Most RPKI invalid alarms in enterprises are change-control failures, not attacks.

Recent RPKI adoption analysis and Orange’s deployment guidance show why this cleanup matters. ROA coverage now sits above 60% of IPv4 space, yet invalids still appear every day. Most are plain operator error, so your first control is data hygiene.

Build validator redundancy before you enforce policy

Use at least two validators per region and keep them close to the edge. A validator fetches ROAs from the RIRs and serves results to routers over RTR, the RPKI-to-Router protocol. Many enterprises start with Routinator, then add a second instance or another validator such as OctoRPKI for diversity.

Place validators on reliable internal paths, not on the public internet you are trying to protect. Then point every external-facing router to more than one validator. Test cache expiry, restart behavior, certificate refresh, and routing state after loss of reachability. A lab setup often passes happy-path checks but fails during maintenance because timers or firewall rules were never tested.

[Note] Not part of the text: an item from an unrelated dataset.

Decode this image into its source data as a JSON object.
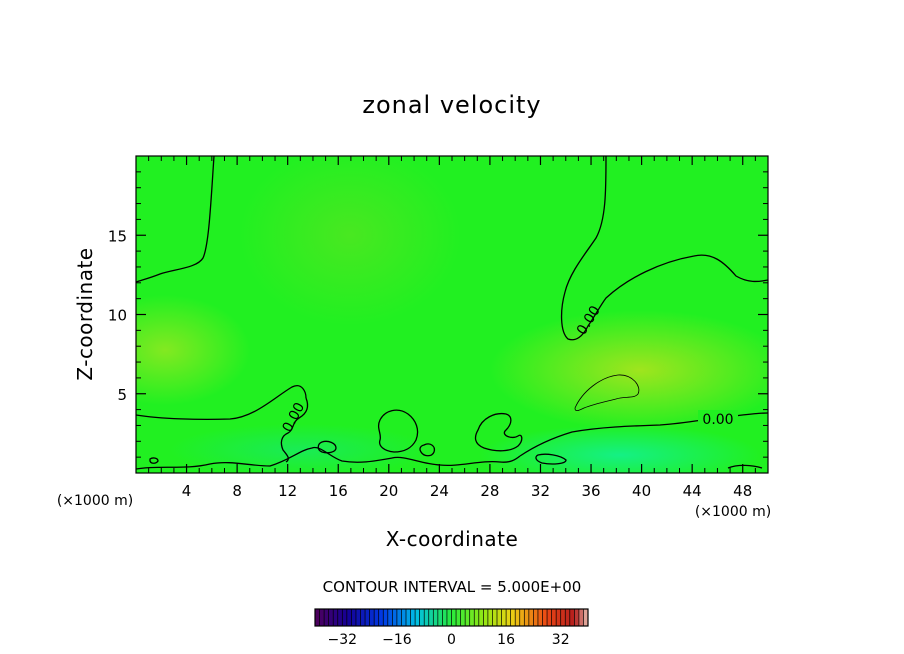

This comparison helps frame outage behavior when validators disappear:

ModeBest fitMain risk
Fail-closedSecurity-first edges with proven validator redundancyRoute loss during validator outage
Fail-openUptime-first edges with backup filtersInvalid routes may pass during outage

Rejecting routes marked invalid is now common. The harder choice is what to do when validator lookups fail. Current practice favors fail-closed where you have redundant local validators, tested recovery, and good out-of-band access. However, uptime-sensitive sites may keep fail-open for validator transport failure, while still dropping routes that are explicitly invalid.

Also standardize policy states across vendors. Some platforms call it not-found, others call it unknown, and evaluation order varies. In most enterprise rollouts, valid is accepted, invalid is rejected, and not-found stays subject to existing prefix filters. During rollout, change one edge pair at a time and confirm each carrier’s behavior. Some upstreams drop invalids, while others only tag them. A practical ROV implementation guide helps when mixed teams need a shared baseline.

Monitor invalids, test exceptions, and document rollback

RPKI is an operating control, not a one-time hardening task. After deployment, track three numbers on every internet edge: valid route count, invalid route count, and validator session health. A sudden jump in invalids usually points to your own ROA mistake, a provider announcement problem, or a cloud service moving traffic under another ASN.

Large wall-mounted monitor in enterprise network operations center displaying abstract graphs and charts for RPKI route validation metrics including valid and invalid percentages trends over time, dark theme with glowing blue green hues and server racks in background.

Keep the runbook short and precise:

  • Alert when invalids rise above baseline, or when a router loses all validator sessions.
  • Log prefix, peer, validation state, and matched policy for every drop.
  • Record each approved exception with owner, reason, start time, expiry, and rollback step.
  • Re-test after new transit, scrubbing changes, peering moves, or cloud interconnect work.

Change management matters as much as routing policy. Put ROA changes in the same window as BGP policy changes, and pre-brief your NOC. For example, a temporary more-specific used during a migration may need a short-lived ROA update. If that update isn’t time-boxed, it becomes next quarter’s outage. Keep one matrix for your multi-vendor environment that shows how each platform treats valid, invalid, and not-found. For trend data and operational context, see APNIC’s RPKI 2025 year in review.

The hard part of BGP RPKI deployment isn’t turning on validation. It’s keeping prefix data, validator health, and exception handling aligned as your edge changes.

Run the prefix inventory before your next maintenance window. If ROAs, IRR objects, and provider expectations match, enforcement becomes a planned change, not a routing surprise.